VAT: Rivers Government Goes to S’Court, Wants Stay of Execution Nullified
The Rivers State government has urged the Supreme Court to set aside the Court of Appeal’s 10 September ruling ordering it and the Federal Inland Revenue (FIRS) to maintain status quo on the issue of Value Added Tax (VAT) collection, the subject matter of a pending appeal.
It also urged the apex court to disband the panel of the Court which gave the interim order and order another one to be constituted to hear the case.
The three-member panel of the Court of Appeal which issued the order being challenged at the Supreme Court by the Rivers State government was headed by Haruna Tsammani.
Peeved by the order, the Rivers State government, through its Attorney-General, approached the Supreme Court to seek an order nullifying the decision of the Court of Appeal and the reassignment of the appeal to a new panel.
The Rivers State government filed 10 grounds of appeal in its notice of appeal shared with journalists on Tuesday.
It maintained that the three-man panel of Justices of the Court of Appeal led by Mr Tsammani, had in their ruling, erred in law when they relied on the provisions of Section 6(6) of the 1999 Constitution and the inherent jurisdiction of the appellate court, to order all the parties to maintain status quo on the VAT dispute.
The Rivers State government also said the Court of Appeal lacked the powers to restore the parties to the position they were before the judgement of the Federal High Court in Port Harcourt in the suit marked FHC/PH/CS/149/2020.
The Federal High Court judgement which favoured VAT collection by the Rivers State government was delivered on 9 August
“The learned Justices of the Court of Appeal, in relying on the inherent jurisdiction of the court to make the order on the subject matter of this appeal, failed to appreciate that the inherent jurisdiction of the court cannot be applied in contravention of statutory provisions.
“The learned Justices of the Court of Appeal failed to appreciate the nature of inherent jurisdiction and that it cannot be invoked to circumvent the clear provisions of the statute as it was done with regards to Order 6 Rule 1 of the Court of Appeal Rules 2016 in this case”.
It argued that the appellate court panel failed to take into account a decision of the Supreme Court in SHUGABA V. UNION BANK (1999) to the effect “that no court has an inherent jurisdiction (except in extreme circumstances) to set aside the exercise of discretion of another court with regards to order made in respect of the application for stay of execution.”
It added that the Court of Appeal panel erred in law when they wrongly assumed jurisdiction to entertain on the oral application that counsel of the FIRS made for the maintenance of status quo by parties in the dispute, inspite of the fact that condition precedent for the invocation of the inherent jurisdiction of the appellate court was not fulfilled by the 1st respondent (FIRS).

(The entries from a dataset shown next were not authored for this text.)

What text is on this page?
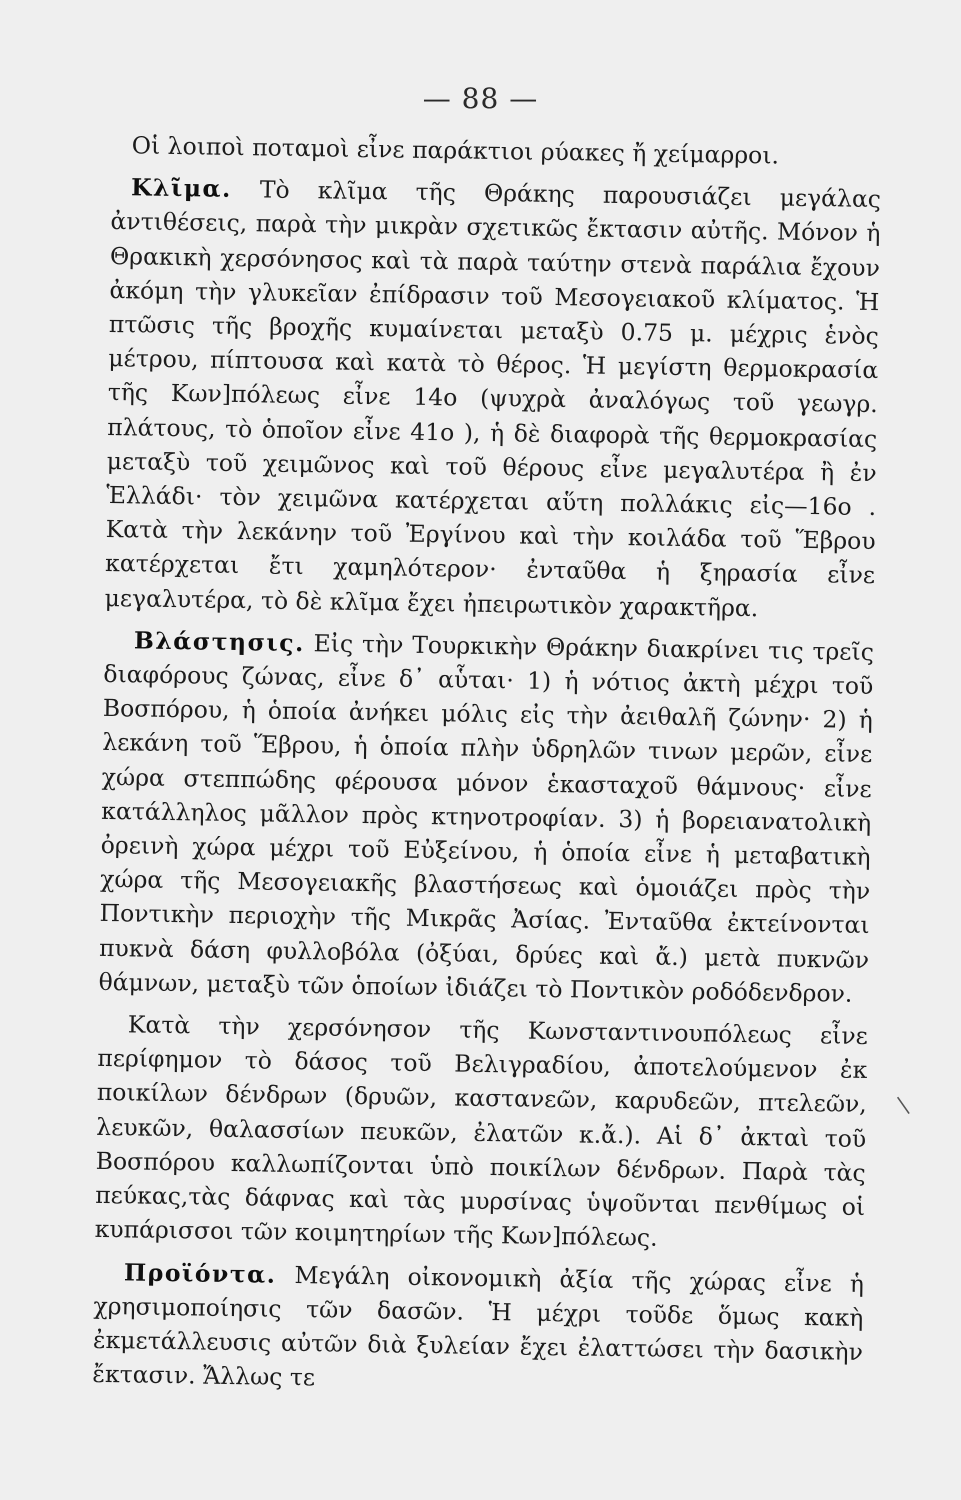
— 88 —

Οἱ λοιποὶ ποταμοὶ εἶνε παράκτιοι ρύακες ἤ χείμαρροι.

Κλῖμα. Τὸ κλῖμα τῆς Θράκης παρουσιάζει μεγάλας ἀντιθέσεις, παρὰ τὴν μικρὰν σχετικῶς ἔκτασιν αὐτῆς. Μόνον ἡ Θρακικὴ χερσόνησος καὶ τὰ παρὰ ταύτην στενὰ παράλια ἔχουν ἀκόμη τὴν γλυκεῖαν ἐπίδρασιν τοῦ Μεσογειακοῦ κλίματος. Ἡ πτῶσις τῆς βροχῆς κυμαίνεται μεταξὺ 0.75 μ. μέχρις ἑνὸς μέτρου, πίπτουσα καὶ κατὰ τὸ θέρος. Ἡ μεγίστη θερμοκρασία τῆς Κων]πόλεως εἶνε 14ο (ψυχρὰ ἀναλόγως τοῦ γεωγρ. πλάτους, τὸ ὁποῖον εἶνε 41ο ), ἡ δὲ διαφορὰ τῆς θερμοκρασίας μεταξὺ τοῦ χειμῶνος καὶ τοῦ θέρους εἶνε μεγαλυτέρα ἢ ἐν Ἑλλάδι· τὸν χειμῶνα κατέρχεται αὕτη πολλάκις εἰς—16ο . Κατὰ τὴν λεκάνην τοῦ Ἐργίνου καὶ τὴν κοιλάδα τοῦ Ἕβρου κατέρχεται ἔτι χαμηλότερον· ἐνταῦθα ἡ ξηρασία εἶνε μεγαλυτέρα, τὸ δὲ κλῖμα ἔχει ἠπειρωτικὸν χαρακτῆρα.

Βλάστησις. Εἰς τὴν Τουρκικὴν Θράκην διακρίνει τις τρεῖς διαφόρους ζώνας, εἶνε δ᾽ αὗται· 1) ἡ νότιος ἀκτὴ μέχρι τοῦ Βοσπόρου, ἡ ὁποία ἀνήκει μόλις εἰς τὴν ἀειθαλῆ ζώνην· 2) ἡ λεκάνη τοῦ Ἕβρου, ἡ ὁποία πλὴν ὑδρηλῶν τινων μερῶν, εἶνε χώρα στεππώδης φέρουσα μόνον ἑκασταχοῦ θάμνους· εἶνε κατάλληλος μᾶλλον πρὸς κτηνοτροφίαν. 3) ἡ βορειανατολικὴ ὀρεινὴ χώρα μέχρι τοῦ Εὐξείνου, ἡ ὁποία εἶνε ἡ μεταβατικὴ χώρα τῆς Μεσογειακῆς βλαστήσεως καὶ ὁμοιάζει πρὸς τὴν Ποντικὴν περιοχὴν τῆς Μικρᾶς Ἀσίας. Ἐνταῦθα ἐκτείνονται πυκνὰ δάση φυλλοβόλα (ὀξύαι, δρύες καὶ ἄ.) μετὰ πυκνῶν θάμνων, μεταξὺ τῶν ὁποίων ἰδιάζει τὸ Ποντικὸν ροδόδενδρον.

Κατὰ τὴν χερσόνησον τῆς Κωνσταντινουπόλεως εἶνε περίφημον τὸ δάσος τοῦ Βελιγραδίου, ἀποτελούμενον ἐκ ποικίλων δένδρων (δρυῶν, καστανεῶν, καρυδεῶν, πτελεῶν, λευκῶν, θαλασσίων πευκῶν, ἐλατῶν κ.ἄ.). Αἱ δ᾽ ἀκταὶ τοῦ Βοσπόρου καλλωπίζονται ὑπὸ ποικίλων δένδρων. Παρὰ τὰς πεύκας,τὰς δάφνας καὶ τὰς μυρσίνας ὑψοῦνται πενθίμως οἱ κυπάρισσοι τῶν κοιμητηρίων τῆς Κων]πόλεως.

Προϊόντα. Μεγάλη οἰκονομικὴ ἀξία τῆς χώρας εἶνε ἡ χρησιμοποίησις τῶν δασῶν. Ἡ μέχρι τοῦδε ὅμως κακὴ ἐκμετάλλευσις αὐτῶν διὰ ξυλείαν ἔχει ἐλαττώσει τὴν δασικὴν ἔκτασιν. Ἄλλως τε

|
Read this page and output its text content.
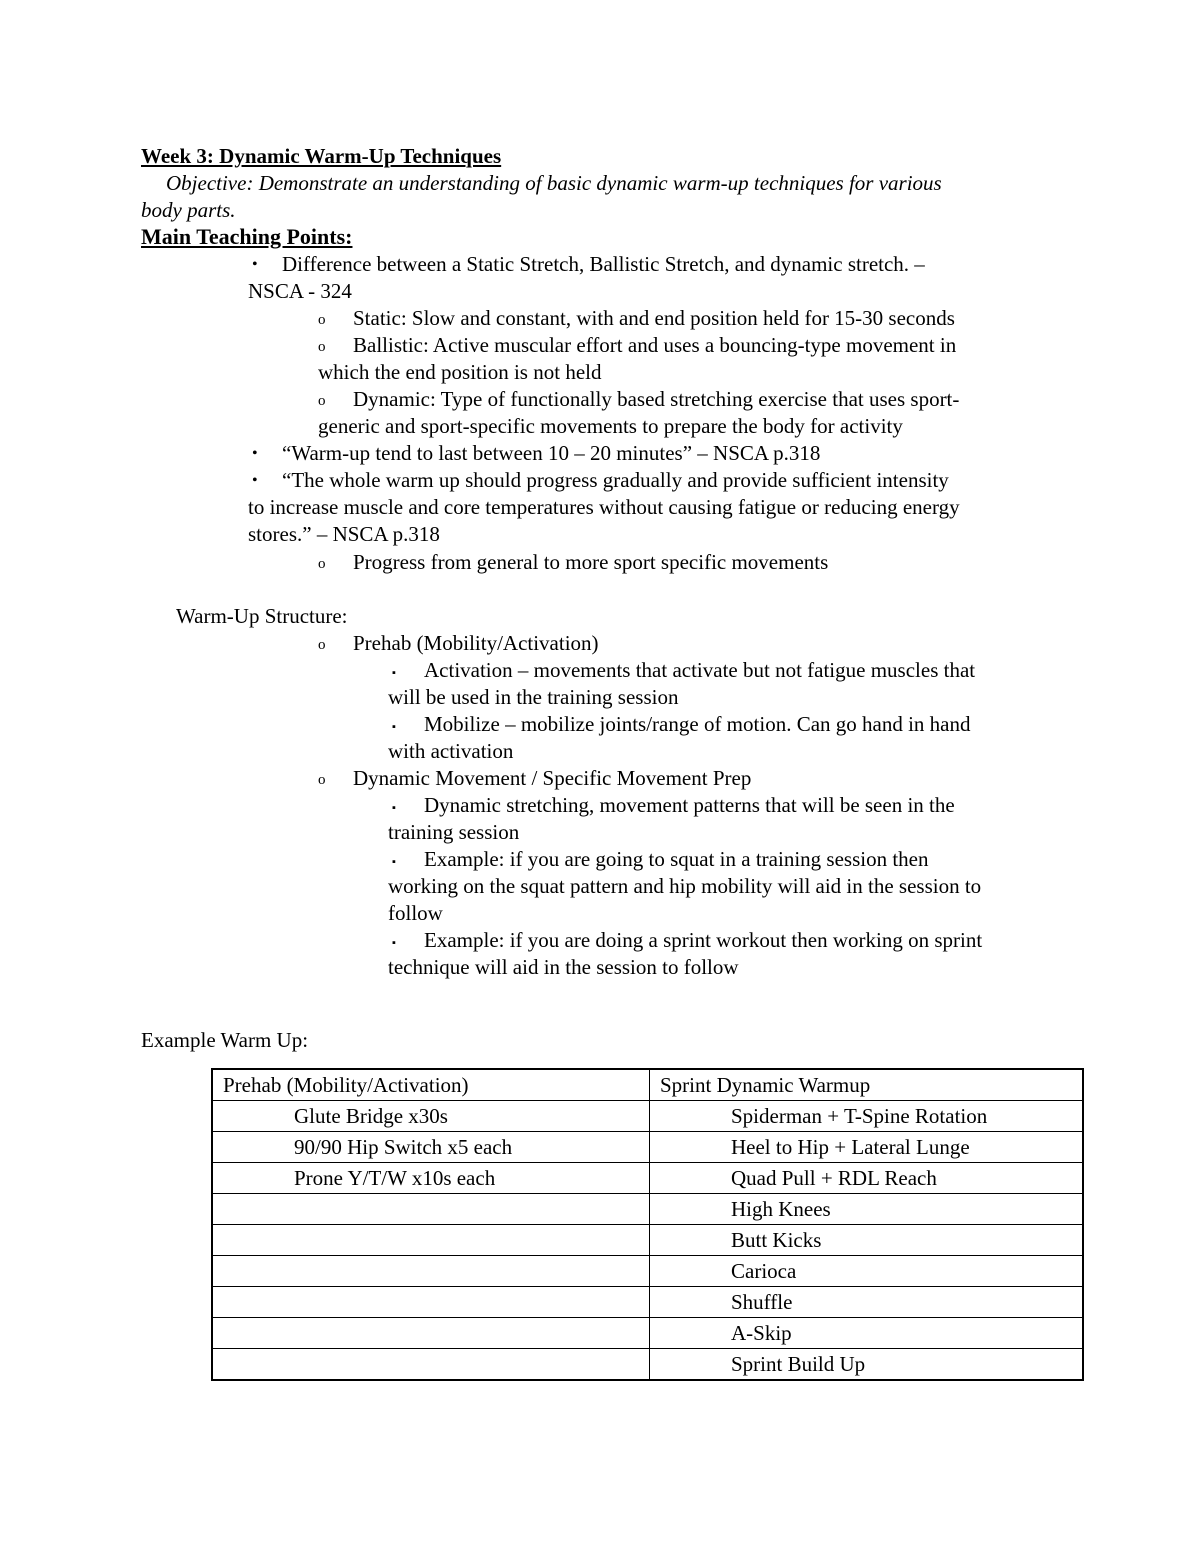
Week 3: Dynamic Warm-Up Techniques
Objective: Demonstrate an understanding of basic dynamic warm-up techniques for various
body parts.
Main Teaching Points:
• Difference between a Static Stretch, Ballistic Stretch, and dynamic stretch. –
NSCA - 324
o Static: Slow and constant, with and end position held for 15-30 seconds
o Ballistic: Active muscular effort and uses a bouncing-type movement in
which the end position is not held
o Dynamic: Type of functionally based stretching exercise that uses sport-
generic and sport-specific movements to prepare the body for activity
• “Warm-up tend to last between 10 – 20 minutes” – NSCA p.318
• “The whole warm up should progress gradually and provide sufficient intensity
to increase muscle and core temperatures without causing fatigue or reducing energy
stores.” – NSCA p.318
o Progress from general to more sport specific movements
Warm-Up Structure:
o Prehab (Mobility/Activation)
▪ Activation – movements that activate but not fatigue muscles that
will be used in the training session
▪ Mobilize – mobilize joints/range of motion. Can go hand in hand
with activation
o Dynamic Movement / Specific Movement Prep
▪ Dynamic stretching, movement patterns that will be seen in the
training session
▪ Example: if you are going to squat in a training session then
working on the squat pattern and hip mobility will aid in the session to
follow
▪ Example: if you are doing a sprint workout then working on sprint
technique will aid in the session to follow
Example Warm Up:
Prehab (Mobility/Activation)	Sprint Dynamic Warmup
Glute Bridge x30s	Spiderman + T-Spine Rotation
90/90 Hip Switch x5 each	Heel to Hip + Lateral Lunge
Prone Y/T/W x10s each	Quad Pull + RDL Reach
	High Knees
	Butt Kicks
	Carioca
	Shuffle
	A-Skip
	Sprint Build Up
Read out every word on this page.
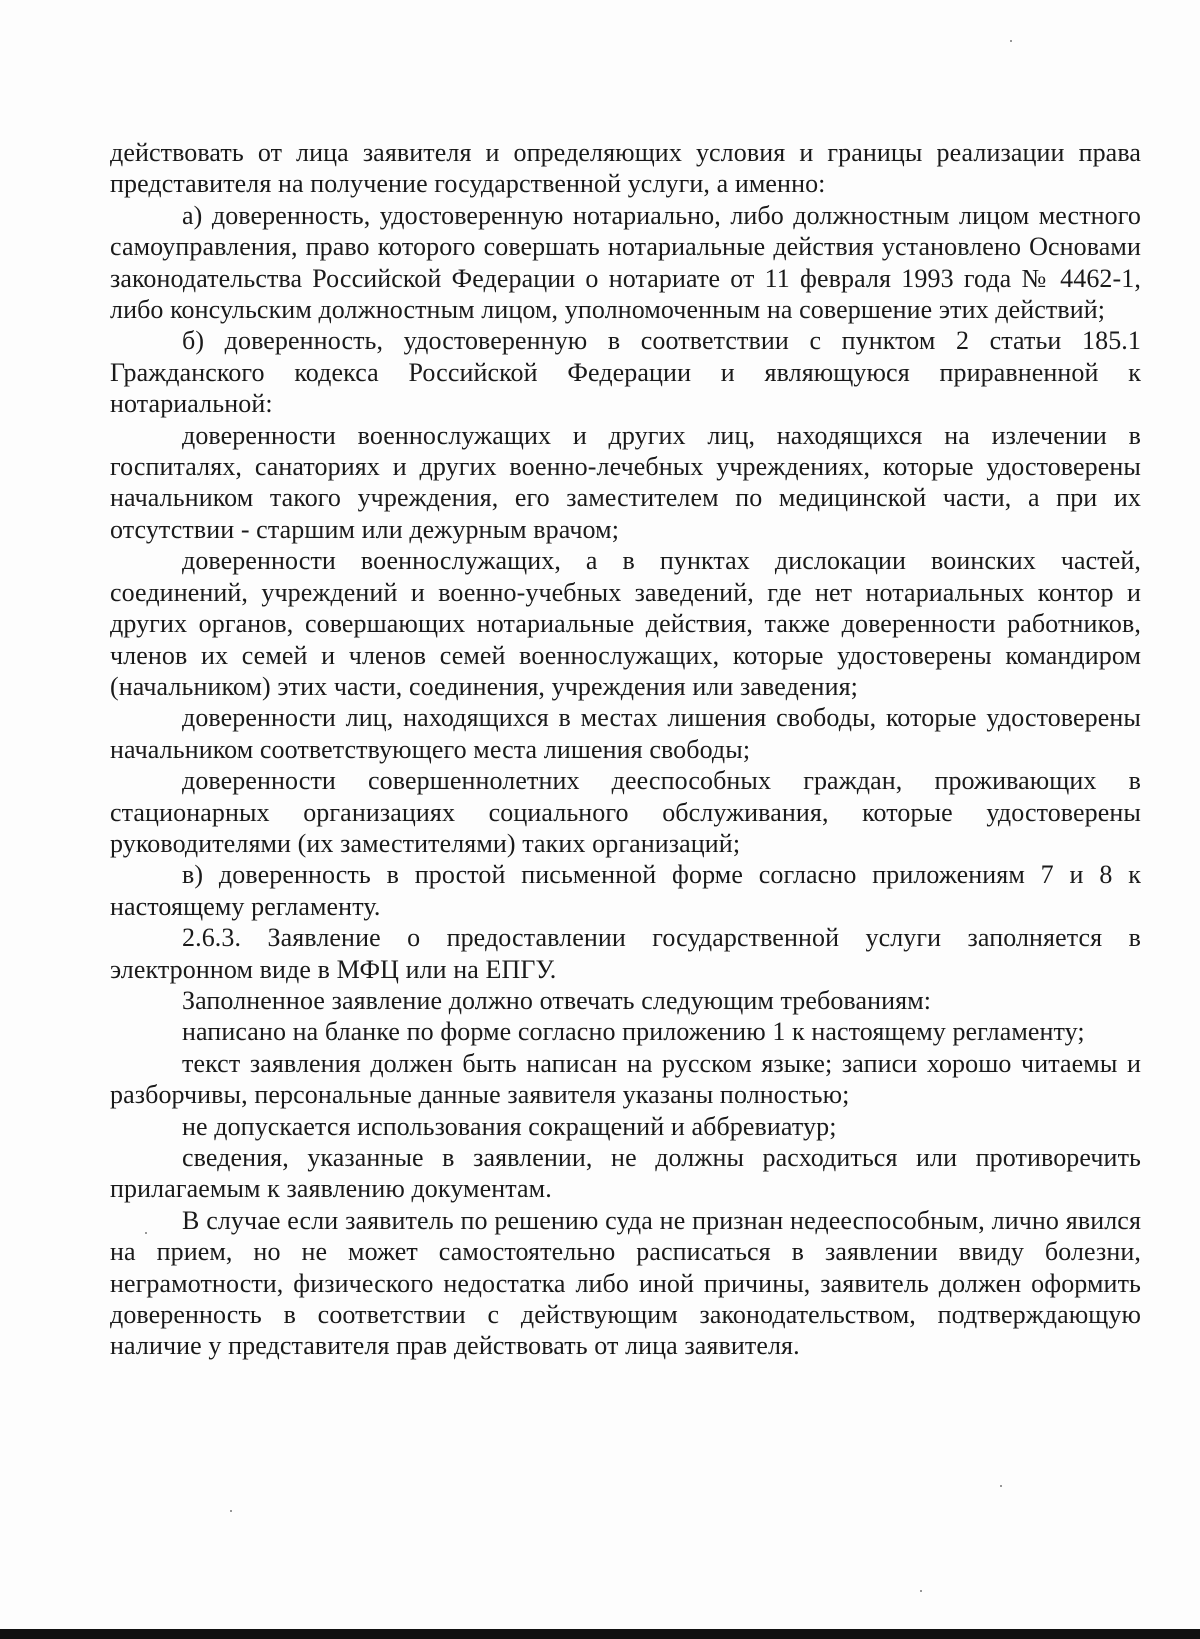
действовать от лица заявителя и определяющих условия и границы реализации права представителя на получение государственной услуги, а именно:

а) доверенность, удостоверенную нотариально, либо должностным лицом местного самоуправления, право которого совершать нотариальные действия установлено Основами законодательства Российской Федерации о нотариате от 11 февраля 1993 года № 4462-1, либо консульским должностным лицом, уполномоченным на совершение этих действий;

б) доверенность, удостоверенную в соответствии с пунктом 2 статьи 185.1 Гражданского кодекса Российской Федерации и являющуюся приравненной к нотариальной:

доверенности военнослужащих и других лиц, находящихся на излечении в госпиталях, санаториях и других военно-лечебных учреждениях, которые удостоверены начальником такого учреждения, его заместителем по медицинской части, а при их отсутствии - старшим или дежурным врачом;

доверенности военнослужащих, а в пунктах дислокации воинских частей, соединений, учреждений и военно-учебных заведений, где нет нотариальных контор и других органов, совершающих нотариальные действия, также доверенности работников, членов их семей и членов семей военнослужащих, которые удостоверены командиром (начальником) этих части, соединения, учреждения или заведения;

доверенности лиц, находящихся в местах лишения свободы, которые удостоверены начальником соответствующего места лишения свободы;

доверенности совершеннолетних дееспособных граждан, проживающих в стационарных организациях социального обслуживания, которые удостоверены руководителями (их заместителями) таких организаций;

в) доверенность в простой письменной форме согласно приложениям 7 и 8 к настоящему регламенту.

2.6.3. Заявление о предоставлении государственной услуги заполняется в электронном виде в МФЦ или на ЕПГУ.

Заполненное заявление должно отвечать следующим требованиям:

написано на бланке по форме согласно приложению 1 к настоящему регламенту;

текст заявления должен быть написан на русском языке; записи хорошо читаемы и разборчивы, персональные данные заявителя указаны полностью;

не допускается использования сокращений и аббревиатур;

сведения, указанные в заявлении, не должны расходиться или противоречить прилагаемым к заявлению документам.

В случае если заявитель по решению суда не признан недееспособным, лично явился на прием, но не может самостоятельно расписаться в заявлении ввиду болезни, неграмотности, физического недостатка либо иной причины, заявитель должен оформить доверенность в соответствии с действующим законодательством, подтверждающую наличие у представителя прав действовать от лица заявителя.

According to the state government, the appellate court, by proceeding “to make far-reaching decision”, based on the oral application by FIRS, denied it a fair hearing.
It said the panel, by relying on the oral application to order the maintenance of status quo, which effectively operated as a stay of execution and as an injunction against the declaratory orders of the Federal High Court, occasioned a miscarriage of justice, to its prejudice.
It urged the Supreme Court to order that the FIRS’ appeal against the High Court judgement that stripped the federal government’s tax collection agency of the right to collect VAT in the state, be heard by a fresh panel.
In the appeal filed on behalf of Rivers State by Emmanuel Ukala, a Senior Advocate of Nigeria (SAN), the Attorney General of the Federation, was listed as a respondent in the appeal.
The Federal High Court in Port Harcourt had in a recent landmark judgment, held that it was unconstitutional for the FIRS to collect VAT and personal income tax in Rivers State.
Besides that, the court ruled that Rivers State government, and not the agent of the Federal Government – the FIRS – was authorised by the Nigerian Constitution to collect personal income tax in the state, newsmen had reported.
Buoyed by the court order, both Governor Wike of Rivers State and Governor Babajide Sanwo-Olu of Lagos State had signed into law bills authorising the state governments to collect VAT, a move being resisted by the FIRS.
But the FIRS had filed an appeal against the Federal High Court judgement.
The appeal led to the 10 September order of the Court of Appeal asking parties to the case to maintain the status quo.
In giving reasons for the order, the appellate court explained that the order was to preserve the ‘Res’ (subject matter) of the appeal before it.
It also said all the parties that had submitted themselves to the court’s jurisdiction, to “refrain from taking any action to give effect to the judgement of the Federal High Court”, which authorised the Rivers State government to collect VAT revenue, instead of the FIRS.
Lagos State which was not part of the case from the Federal High Court had applied to be joined in the appeal.
The joinder application was adjourned till 16 September for hearing.